How to kill a quality culture? Like Integrity, while it will take years to build it, it will take only one incident to damage it. While management and staff build Quality culture together, it is killed by management not by staff. Management fails to take decisions when early signs of damage show up and then the tear just don’t stop.
When do you know when you are in a good quality culture? When you head your staff talking on behalf of the customer. If we fail to encourage this behavior we can say goodbye to quality culture.
Wednesday, August 1, 2012
What does Quality and Social Responsibility have in common? Both have been around a while and both are often neglected. And companies that embrace them – Win.
Paul Borwaski, CEO of ASQ has posed an interesting question on his blog - tell me how you’re making the case for quality and social responsibility.

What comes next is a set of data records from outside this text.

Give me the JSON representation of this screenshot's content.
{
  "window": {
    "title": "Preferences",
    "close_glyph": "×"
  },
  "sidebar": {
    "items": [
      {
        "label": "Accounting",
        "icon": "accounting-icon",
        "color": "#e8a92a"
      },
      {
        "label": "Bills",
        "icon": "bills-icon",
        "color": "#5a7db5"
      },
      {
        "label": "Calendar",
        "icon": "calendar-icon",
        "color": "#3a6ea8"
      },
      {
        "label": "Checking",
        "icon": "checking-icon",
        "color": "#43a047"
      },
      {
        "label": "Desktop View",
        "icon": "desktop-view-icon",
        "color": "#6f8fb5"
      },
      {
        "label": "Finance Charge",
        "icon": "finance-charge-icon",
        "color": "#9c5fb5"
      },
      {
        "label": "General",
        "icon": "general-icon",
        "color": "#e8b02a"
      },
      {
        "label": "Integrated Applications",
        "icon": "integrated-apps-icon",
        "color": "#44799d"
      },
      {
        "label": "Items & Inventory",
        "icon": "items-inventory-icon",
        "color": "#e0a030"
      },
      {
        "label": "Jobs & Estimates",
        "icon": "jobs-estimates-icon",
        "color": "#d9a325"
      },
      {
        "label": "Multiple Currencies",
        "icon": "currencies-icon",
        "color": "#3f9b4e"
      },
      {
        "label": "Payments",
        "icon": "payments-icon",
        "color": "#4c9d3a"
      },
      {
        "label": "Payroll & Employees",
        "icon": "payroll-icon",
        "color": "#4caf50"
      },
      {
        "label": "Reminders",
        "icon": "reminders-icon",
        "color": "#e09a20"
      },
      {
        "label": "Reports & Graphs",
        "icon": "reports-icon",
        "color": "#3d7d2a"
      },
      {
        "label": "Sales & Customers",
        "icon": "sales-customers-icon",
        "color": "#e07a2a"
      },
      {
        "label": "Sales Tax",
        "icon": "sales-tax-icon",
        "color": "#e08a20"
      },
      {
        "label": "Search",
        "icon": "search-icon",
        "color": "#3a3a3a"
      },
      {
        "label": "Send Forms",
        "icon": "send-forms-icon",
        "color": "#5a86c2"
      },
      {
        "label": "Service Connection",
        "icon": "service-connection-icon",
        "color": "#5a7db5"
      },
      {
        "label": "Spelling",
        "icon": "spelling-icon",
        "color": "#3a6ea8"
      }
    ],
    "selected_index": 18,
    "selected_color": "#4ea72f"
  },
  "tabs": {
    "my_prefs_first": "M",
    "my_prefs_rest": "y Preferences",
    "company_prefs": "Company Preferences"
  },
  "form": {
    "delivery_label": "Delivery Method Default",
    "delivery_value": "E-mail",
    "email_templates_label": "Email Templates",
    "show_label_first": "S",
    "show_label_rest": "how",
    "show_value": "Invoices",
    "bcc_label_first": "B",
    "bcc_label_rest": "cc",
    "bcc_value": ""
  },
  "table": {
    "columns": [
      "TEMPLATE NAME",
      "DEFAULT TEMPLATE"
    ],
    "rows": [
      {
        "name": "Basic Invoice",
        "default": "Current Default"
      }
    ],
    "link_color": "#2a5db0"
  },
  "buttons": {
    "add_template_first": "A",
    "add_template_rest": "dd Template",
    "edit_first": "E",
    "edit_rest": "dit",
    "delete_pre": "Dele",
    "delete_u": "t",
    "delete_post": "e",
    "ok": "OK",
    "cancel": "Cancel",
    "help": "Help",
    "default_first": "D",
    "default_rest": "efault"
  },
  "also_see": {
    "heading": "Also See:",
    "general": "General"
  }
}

And if you’re not—why?
I have often wondered, albeit in jest, that when we work for quality we are actually deploying a very strong social responsibility as citizens. I know most of us work to make a living and to take care of a family. But why did we choose quality (for those of us who did choose)?
There is an inherent lack of immediate results in working for quality that is so similar to working for Social Responsibility. Also, even though very sound logic exists, professionals in both fields have to keep convincing the management of the longer term utility of these fields.
I have made a choice to make a case for quality by not (usually) accepting poor quality products and services and to make my voice (complaints) heard. I have made a choice towards Social Responsibility by devoting significant time to volunteer activities in quality and talking to young quality professionals. I am sure most of you do much more.
My belief is, and I could be naïve, if all of us make some simple but sustainable choices about our commitment to quality and social responsibility, the world could be a far better place than it is. Look for what you can commit to and then stick to the course.